From Socialist Worker, 12 May 1973. (review)
Transcribed by Ted Crawford.
Marked up by Einde O’Callaghan for the Marxists’ Internet Archive.
Ernesto: A Memoir of Che Guevara, by Hilda Gadea, WH Allen, £2.75.
GUEVARA once confessed ‘at the risk of seeming ridiculous’ that the revolutionary ‘is guided by great feelings of love.’
One can think of some revolutionaries, alas, of whom this obviously isn’t true: its applicability to Che must reflect his two commitments – to revolutionary politics and to Hilda Gadea. During 1953-56 they shared the turmoil of political emigration in Central America, managing in all the upheavals of arrest, imprisonment and flight to learn some basic marxism, get married and produce a baby daughter – a few months before Che sailed with Fidel Castro to begin the Cuban revolutionary war.
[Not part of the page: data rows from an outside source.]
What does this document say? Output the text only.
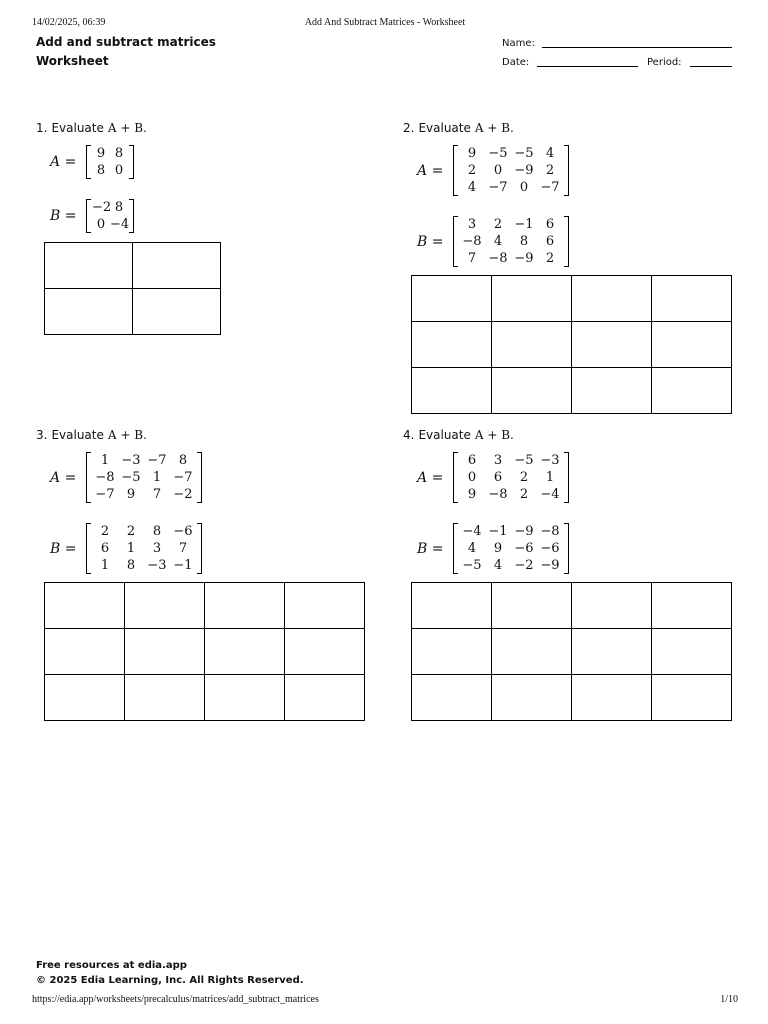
14/02/2025, 06:39	Add And Subtract Matrices - Worksheet
Add and subtract matrices
Worksheet
Name:
Date:	Period:
1. Evaluate A + B.
A =
9 8
8 0
B =
−2 8
0 −4
2. Evaluate A + B.
A =
9 −5 −5 4
2	0 −9 2
4 −7 0 −7
B =
3	2 −1 6
−8 4	8	6
7 −8 −9 2
3. Evaluate A + B.
A =
1 −3 −7 8
−8 −5 1 −7
−7 9	7 −2
B =
2	2	8 −6
6	1	3	7
1	8 −3 −1
4. Evaluate A + B.
A =
6	3 −5 −3
0	6	2	1
9 −8 2 −4
B =
−4 −1 −9 −8
4	9 −6 −6
−5 4 −2 −9
Free resources at edia.app
© 2025 Edia Learning, Inc. All Rights Reserved.
https://edia.app/worksheets/precalculus/matrices/add_subtract_matrices	1/10
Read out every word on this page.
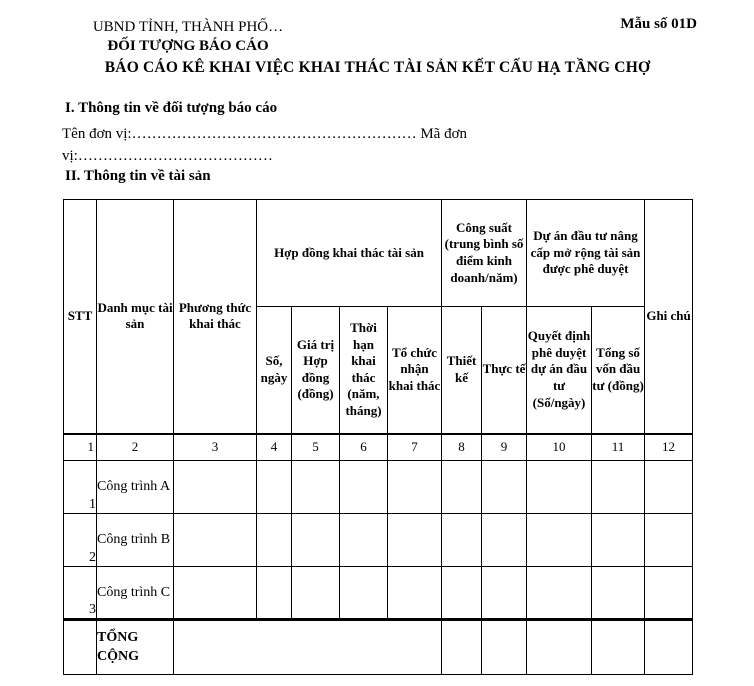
UBND TỈNH, THÀNH PHỐ…
ĐỐI TƯỢNG BÁO CÁO
Mẫu số 01D
BÁO CÁO KÊ KHAI VIỆC KHAI THÁC TÀI SẢN KẾT CẤU HẠ TẦNG CHỢ
I. Thông tin về đối tượng báo cáo
Tên đơn vị:………………………………………………… Mã đơn
vị:…………………………………
II. Thông tin về tài sản
STT	Danh mục tài sản	Phương thức khai thác	Hợp đồng khai thác tài sản				Công suất (trung bình số điểm kinh doanh/năm)		Dự án đầu tư nâng cấp mở rộng tài sản được phê duyệt		Ghi chú
			Số, ngày	Giá trị Hợp đồng (đồng)	Thời hạn khai thác (năm, tháng)	Tổ chức nhận khai thác	Thiết kế	Thực tế	Quyết định phê duyệt dự án đầu tư (Số/ngày)	Tổng số vốn đầu tư (đồng)	
1	2	3	4	5	6	7	8	9	10	11	12
1	Công trình A										
2	Công trình B										
3	Công trình C										
	TỔNG CỘNG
Hilda Gadea is a political science graduate and at first a marxist-inclined Peruvian nationalist. She shed many of her political illusions in Guevara’s company and despite her modesty it is clear that her influence on him was formative.
Their courtship was dramatic, beginning with long daily discussions about economics, public health, novels, current politics and the like. At one point, when they were discussing plans for a joint trip to China, Che insisted on promising solemnly that he’d make no attempt to get off with her, Then, three months after they had met, Guevara suddenly presented her with a poem which was a marriage proposal. That, more or less, was it.
Their politics were well to the left of the Latin American Communist Party even in those days. Guevara was particularly shocked by the passivity of the Guatemalan Communists in the face of the US-backed coup against the left-liberal Arbenz government in 1954, and wrote his first political article about the necessity for armed struggle around this time.
But the Stalinoid myths about ‘the socialist camp’ seem to have been accepted by the Guevaras and their circle, in a manner typical of most leftists in the Cold War: one would dearly love to know how, during 1956, that year of shock for Communist Party members and fellow-travellers, the Khruschev disclosures about Stalin and the Hungarian revolution made their impact on Che and his wife.
But the effect may have been slight: it was a busy time, with the birth of Hildita, intense guerilla training with Fidel’s force, and then departure for Cuba and danger.
The author’s words on Che’s departure for Cuba are poignant: ‘He left that weekend and did not come back.’ The next time they met, in Havana on the day of victory, Guevara was to tell his wife that their marriage was over as he was now with someone else. Realising her pain, he said: ‘Better I had died in combat.’
The flatness of the narrative and the sparseness of personal detail in the book no doubt reflects the pain of Hilda Gadea’s recollection. But there is a shining vitality in the messages that Che sent back, to his young daughter, even from the secret battleground in Bolivia where he met his death.
‘Study and maintain the revolutionary attitude: honest behaviour, seriousness, love for the revolution, comradeship ... Above all, always be capable of feeling most deeply any injustice committed against anyone in the world. That is the most beautiful quality in a revolutionary.’
Guevara and his ex-wife remained friends and comrades. This book commemorates the continuous element in their relationship.